Symbole du gouvernement du Canada

Liens de la barre de menu commune

Fil d'Ariane

Liens institutionnels

Toni-Lynn DeHaan : Se préoccuper des Canadiens et des agriculteurs canadiens

image - Toni-Lynn DeHaan

La plus grande joie que Toni-Lynn DeHaan retire de son travail tient aux ressources importantes qu'elle apporte à l'ACIA pour affronter n'importe quelle crise qui menacerait les cultures vivrières canadiennes et, donc, les moyens de subsistance des exploitants agricoles canadiens.

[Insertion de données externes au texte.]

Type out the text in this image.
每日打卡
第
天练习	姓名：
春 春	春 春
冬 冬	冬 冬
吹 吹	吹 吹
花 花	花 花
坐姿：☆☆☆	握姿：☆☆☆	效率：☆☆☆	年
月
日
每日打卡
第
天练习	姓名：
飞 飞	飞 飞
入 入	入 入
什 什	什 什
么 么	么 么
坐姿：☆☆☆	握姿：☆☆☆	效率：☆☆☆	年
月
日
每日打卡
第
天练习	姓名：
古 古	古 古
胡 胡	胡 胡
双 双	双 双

Toni-Lynn, qui est née et a grandi dans les provinces Maritimes, se préoccupe beaucoup des questions concernant les cultures de pommes de terre. Gestionnaire d'une section du laboratoire de la protection des végétaux de Charlottetown, elle applique les protocoles de diagnostics, supervise le programme d'agrément dans le secteur des pommes de terre et s'assure que les six laboratoires d'essais privés au Canada respectent les normes rigoureuses en matière d'assurance de la qualité applicables aux essais des pommes de terre.

« Nous serions certainement le principal laboratoire appelé à affronter toute crise qui toucherait le secteur des pommes de terre, précise-t-elle. Nous aidons aussi des laboratoires traitant d'autres produits. »

Enjeux de taille

Toni-Lynn vit les instants les plus satisfaisants quand elle réussit à bien gérer une crise, comme la crise du PVY (virus Y de la pomme de terre) de 1989 à 1993, au cours de laquelle les États-Unis ont fermé leurs frontières aux pommes de terre de l'Île-du-Prince-Édouard. L'ACIA a alors examiné 100 000 feuilles de pommes de terre par jour pour détecter la présence du virus.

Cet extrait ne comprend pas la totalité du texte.